‘No smartcard’ Spine apps on way: HSCIC
- 21 January 2016
NHS staff will soon be able to get mobile access to the NHS Spine without the use of a smartcard.
The Health and Social Care Information Centre is developing a mobile access project called CIS Mobile that will enable applications to be developed against a security framework that meets the requirements of the Spine. Users of these applications will be able to access Spine data without a smartcard.
The HSCIC has also piloted a specific mobile application, called Oxygen, for the Apple iPad, which makes the iPad a ‘proxy’ for the smartcard. Users can then access some Spine services with two-factor authentication.
Adam Lewis, head of product, identity services at the HSCIC, said the new technology will initially allow mobile Spine access on iOS devices within a hospital campus.
He recognised this still places constraints on users, but emphasised that this is the first step in a wider mobile strategy. The ability to work in an ‘offline mode’ and developments for Android devices are also part of the strategy.
The project is part of the HSCIC’s Care Identity Service programme, which used to be run by BT as part of its contract to manage Spine services. Responsibility was moved in-house in February last year.
Rob Shaw, HSCIC chief operating officer, said when the CIS was insourced it provided an opportunity to make changes at “quite a good pace and in a way that’s affordable to the NHS.”
The priority list for development is being defined using feedback from NHS staff and mobile access to the Spine was high on that list.
“A big constraint people had was that when they were not sitting in front of a terminal that they owned they couldn’t get access on to the Spine, Shaw explained.
“We wanted to make is so people working out in the community can access systems using a couple of different initiatives.”
Work on CIS Mobile started at the end of last summer. The framework is being developed with NHS application providers who want to develop apps that meet its requirements.
The framework should be available for pilot applications this summer. Assuming the pilot goes well, it should be available for general use by the autumn.
“There are a number of suppliers involved in the current development of mobile products for the Spine, but we can’t capture every supplier working in the NHS. We have regular sessions that people are welcome to join,” Shaw said.
The Oxygen pilot, meanwhile, enabled health and social care staff to see some data held within Spine services, giving them access to these data sets at the point of delivery.
“If somebody is performing a ward round, speaking to a number of patients, they can take the mobile device with them and can show or record information at the point of care rather than take notes and transcribe that later on,” Shaw said.
During the pilot, Oxygen was safeguarded via a one-off registration process that required an NHS smartcard. Once this was done, the iPad became a proxy substitute for the smartcard.
Users authenticated themselves on iPad and the Oxygen app by using Apple’s Touch ID or a passcode for the device and a password for the app. In future, Oxygen could use the CIS Mobile framework.

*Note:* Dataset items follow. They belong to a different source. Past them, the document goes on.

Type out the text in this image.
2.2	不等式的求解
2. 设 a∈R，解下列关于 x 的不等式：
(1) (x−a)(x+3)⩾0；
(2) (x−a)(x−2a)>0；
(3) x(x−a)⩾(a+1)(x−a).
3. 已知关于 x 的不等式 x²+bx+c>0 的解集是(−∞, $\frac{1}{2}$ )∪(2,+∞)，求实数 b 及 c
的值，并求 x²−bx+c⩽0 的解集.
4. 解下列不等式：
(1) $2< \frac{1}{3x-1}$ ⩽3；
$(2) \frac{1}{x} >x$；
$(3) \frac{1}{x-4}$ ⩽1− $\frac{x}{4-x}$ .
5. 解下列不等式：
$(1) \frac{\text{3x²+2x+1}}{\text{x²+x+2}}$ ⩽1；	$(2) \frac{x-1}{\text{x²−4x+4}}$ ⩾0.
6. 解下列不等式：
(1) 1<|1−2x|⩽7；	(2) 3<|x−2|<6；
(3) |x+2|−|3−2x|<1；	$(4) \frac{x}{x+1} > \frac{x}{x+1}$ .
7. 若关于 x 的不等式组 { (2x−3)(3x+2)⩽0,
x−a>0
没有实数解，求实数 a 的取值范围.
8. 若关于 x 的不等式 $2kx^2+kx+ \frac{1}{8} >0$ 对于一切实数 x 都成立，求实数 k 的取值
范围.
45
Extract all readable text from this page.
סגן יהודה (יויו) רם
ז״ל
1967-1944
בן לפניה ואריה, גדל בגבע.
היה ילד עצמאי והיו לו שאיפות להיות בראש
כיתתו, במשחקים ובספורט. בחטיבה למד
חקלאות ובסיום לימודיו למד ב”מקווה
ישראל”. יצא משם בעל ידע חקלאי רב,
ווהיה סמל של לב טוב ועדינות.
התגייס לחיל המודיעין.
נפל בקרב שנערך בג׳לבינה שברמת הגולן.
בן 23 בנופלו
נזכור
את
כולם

Brett Jackson, principle systems engineer, said: “The iOS solution is a new product, a new platform, so any application that gets built on that will need to integrate with the product via interfaces that we are in the process of defining.”

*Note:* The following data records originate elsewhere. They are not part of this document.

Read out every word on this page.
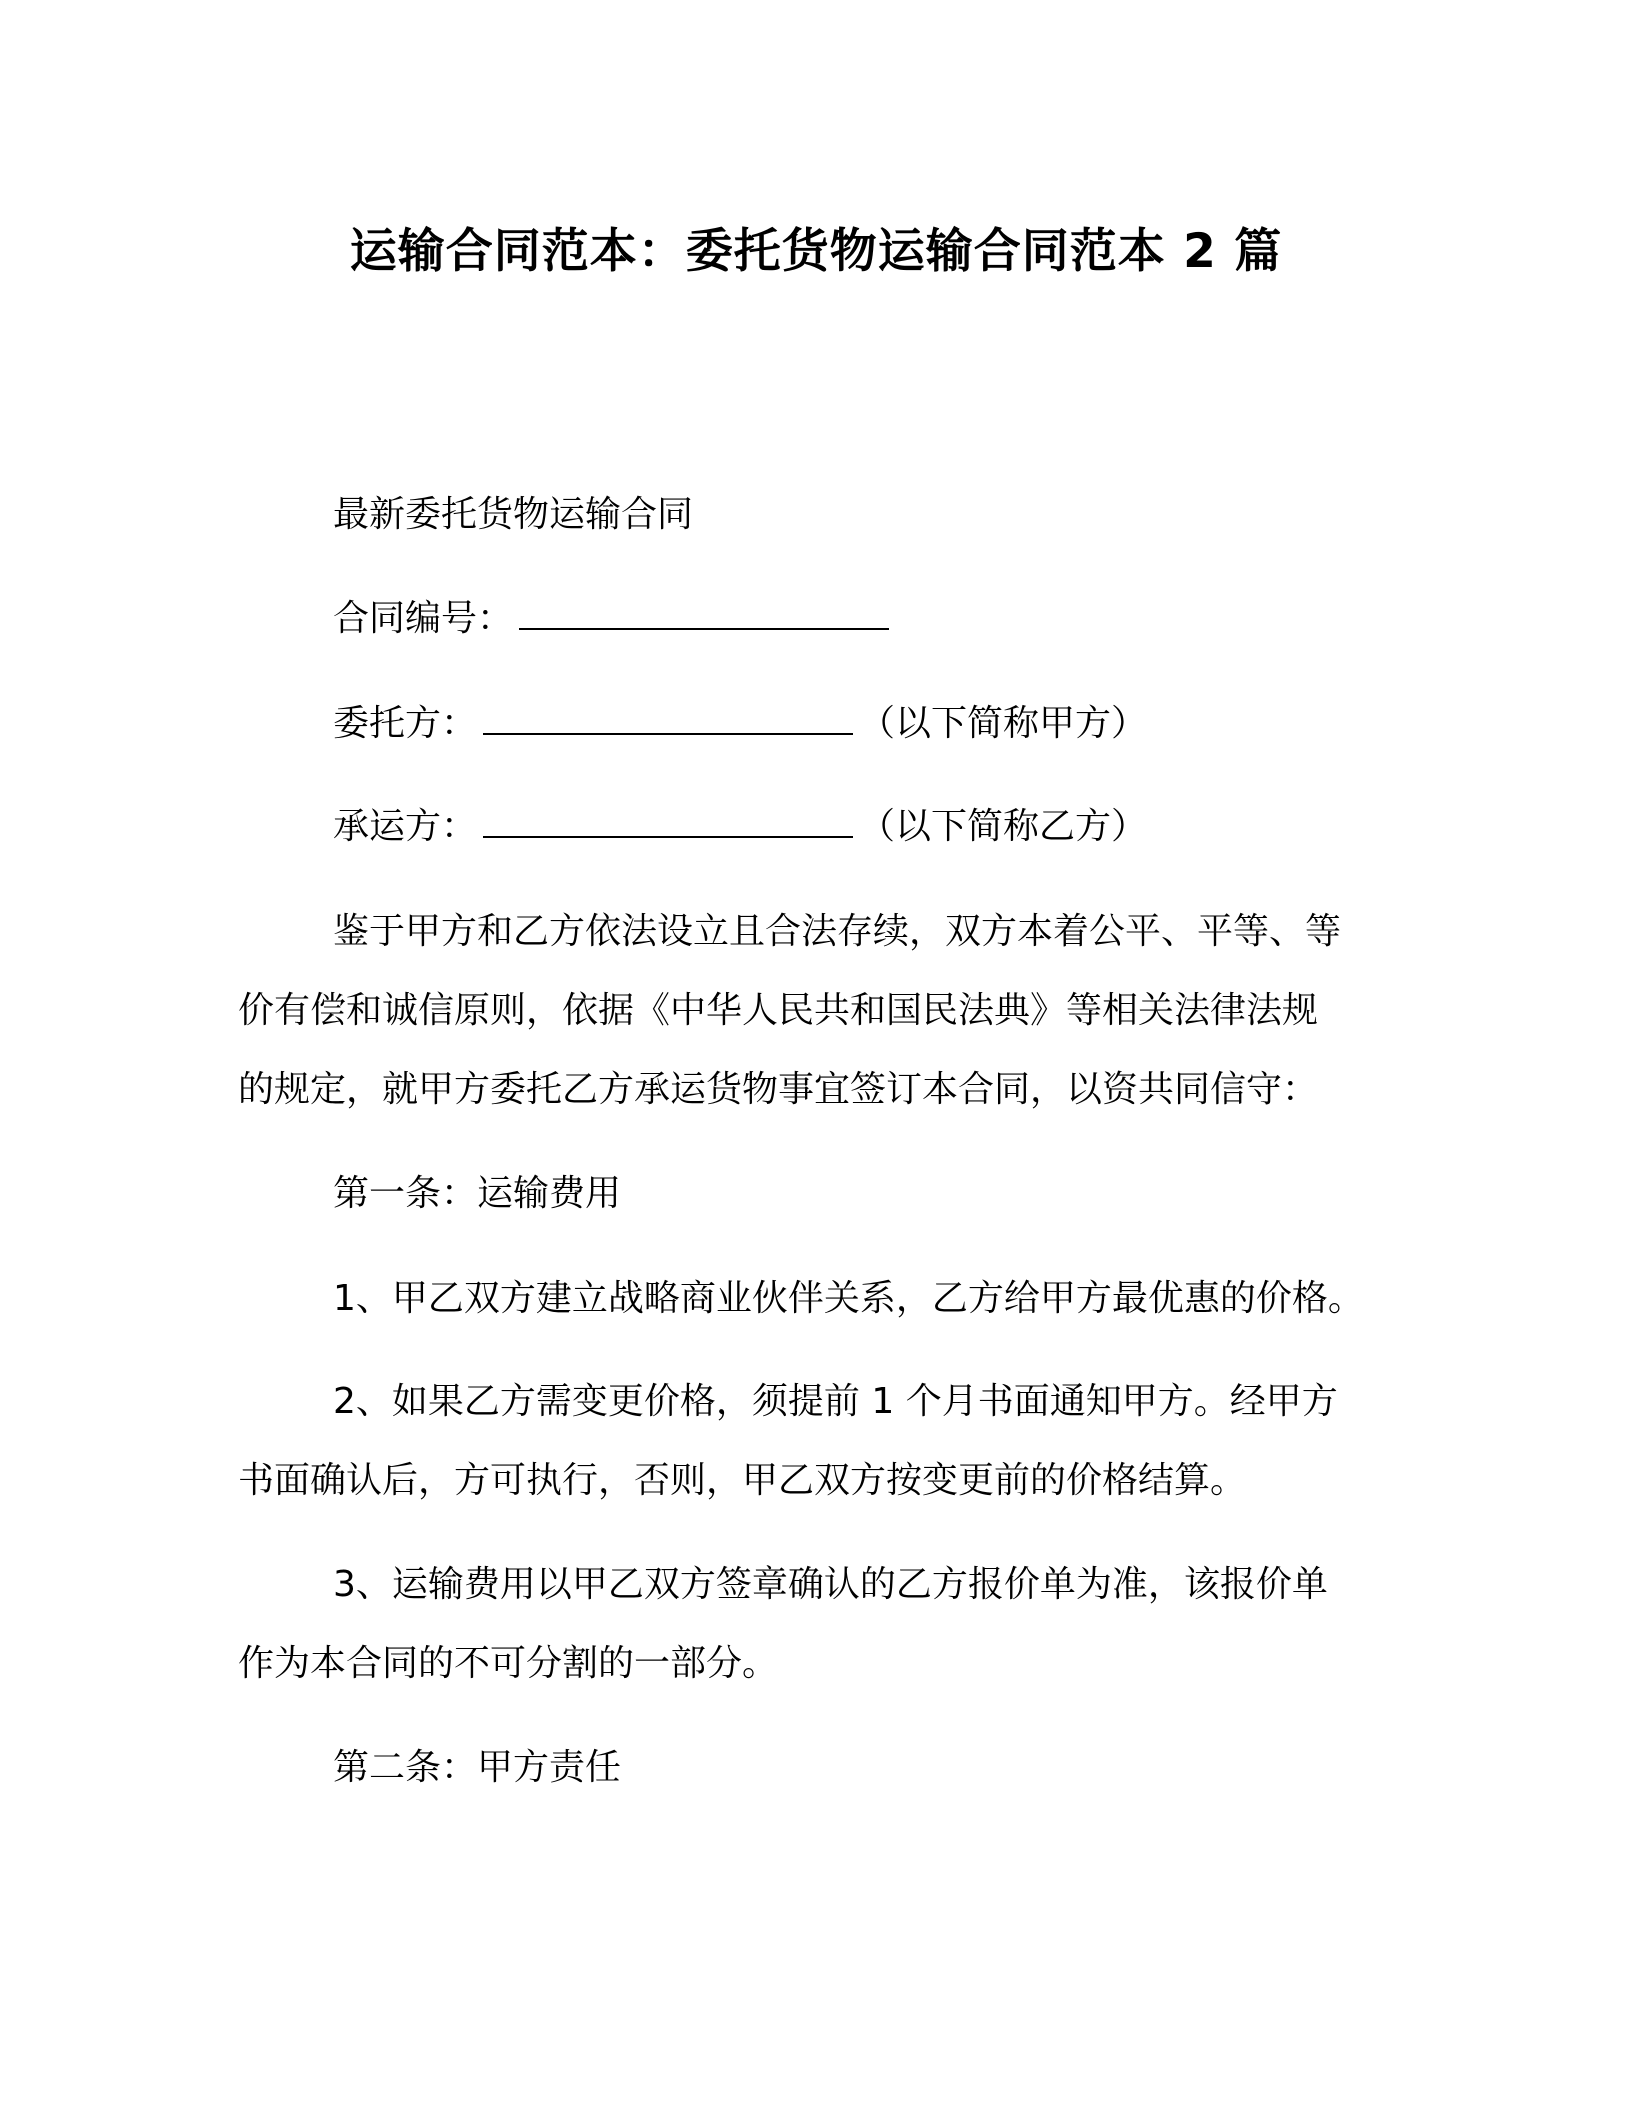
运输合同范本：委托货物运输合同范本 2 篇
最新委托货物运输合同
合同编号：
委托方：	（以下简称甲方）
承运方：	（以下简称乙方）
鉴于甲方和乙方依法设立且合法存续，双方本着公平、平等、等
价有偿和诚信原则，依据《中华人民共和国民法典》等相关法律法规
的规定，就甲方委托乙方承运货物事宜签订本合同，以资共同信守：
第一条：运输费用
1、甲乙双方建立战略商业伙伴关系，乙方给甲方最优惠的价格。
2、如果乙方需变更价格，须提前 1 个月书面通知甲方。经甲方
书面确认后，方可执行，否则，甲乙双方按变更前的价格结算。
3、运输费用以甲乙双方签章确认的乙方报价单为准，该报价单
作为本合同的不可分割的一部分。
第二条：甲方责任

Anthony Wilson, product owner for access improvements, said the HSCIC is aware that NHS staff often use shared devices. The current offering is based on a user being assigned a device, but being able to use it on shared devices would be a big step forward.

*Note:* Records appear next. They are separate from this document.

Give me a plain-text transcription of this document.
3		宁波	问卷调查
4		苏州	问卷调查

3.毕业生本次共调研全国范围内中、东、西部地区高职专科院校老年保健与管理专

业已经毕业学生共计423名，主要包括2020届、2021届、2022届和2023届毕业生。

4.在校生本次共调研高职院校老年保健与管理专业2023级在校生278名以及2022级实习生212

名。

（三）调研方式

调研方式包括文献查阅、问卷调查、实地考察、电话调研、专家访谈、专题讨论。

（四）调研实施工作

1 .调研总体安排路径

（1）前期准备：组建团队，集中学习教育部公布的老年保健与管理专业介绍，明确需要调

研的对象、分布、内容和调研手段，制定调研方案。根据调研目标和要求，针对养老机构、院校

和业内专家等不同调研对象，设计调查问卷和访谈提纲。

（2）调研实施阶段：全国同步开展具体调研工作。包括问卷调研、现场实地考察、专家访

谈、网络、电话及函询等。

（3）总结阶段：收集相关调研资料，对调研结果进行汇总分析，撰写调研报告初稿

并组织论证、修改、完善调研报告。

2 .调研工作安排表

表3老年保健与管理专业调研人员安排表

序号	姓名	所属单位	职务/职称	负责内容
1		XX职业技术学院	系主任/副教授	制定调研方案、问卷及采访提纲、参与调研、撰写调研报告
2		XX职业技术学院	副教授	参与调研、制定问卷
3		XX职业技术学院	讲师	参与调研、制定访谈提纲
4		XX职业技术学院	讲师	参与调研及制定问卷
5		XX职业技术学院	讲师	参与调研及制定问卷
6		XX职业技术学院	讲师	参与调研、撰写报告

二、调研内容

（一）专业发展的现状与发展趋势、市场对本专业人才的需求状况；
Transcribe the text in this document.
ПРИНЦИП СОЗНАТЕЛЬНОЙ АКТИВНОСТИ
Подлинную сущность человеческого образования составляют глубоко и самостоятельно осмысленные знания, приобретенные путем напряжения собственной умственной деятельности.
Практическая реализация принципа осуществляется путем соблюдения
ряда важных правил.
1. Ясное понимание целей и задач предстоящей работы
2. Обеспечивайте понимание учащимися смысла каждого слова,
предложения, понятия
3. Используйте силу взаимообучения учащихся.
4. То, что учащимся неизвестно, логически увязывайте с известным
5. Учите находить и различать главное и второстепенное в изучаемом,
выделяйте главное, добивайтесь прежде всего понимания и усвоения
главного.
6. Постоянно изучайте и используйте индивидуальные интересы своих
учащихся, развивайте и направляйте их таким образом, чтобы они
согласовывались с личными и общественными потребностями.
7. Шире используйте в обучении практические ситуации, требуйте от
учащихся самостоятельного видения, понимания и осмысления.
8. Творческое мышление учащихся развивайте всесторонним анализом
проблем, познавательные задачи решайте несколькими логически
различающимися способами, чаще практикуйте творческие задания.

A third project that the HSCIC is involved with involves using contactless smartcards to give users access to Windows tablet computers using ‘near field communication’.
Users put their card in a slot based smartcard reader on the device, enter their log-in details, and have access to the clinical system in place at their hospital.
The new technology is designed to overcome issues with desktop computers that mean users have to repeat a lengthy sign-in process if they are logged out of a system.
The technology is already being trialled and mainstream users will have access by the end of this financial quarter.
Jackson said: “These products are quite early in our roadmap. We need feedback from trusts and suppliers on where we can deliver the most value and where the demand is. What products and features people really want?”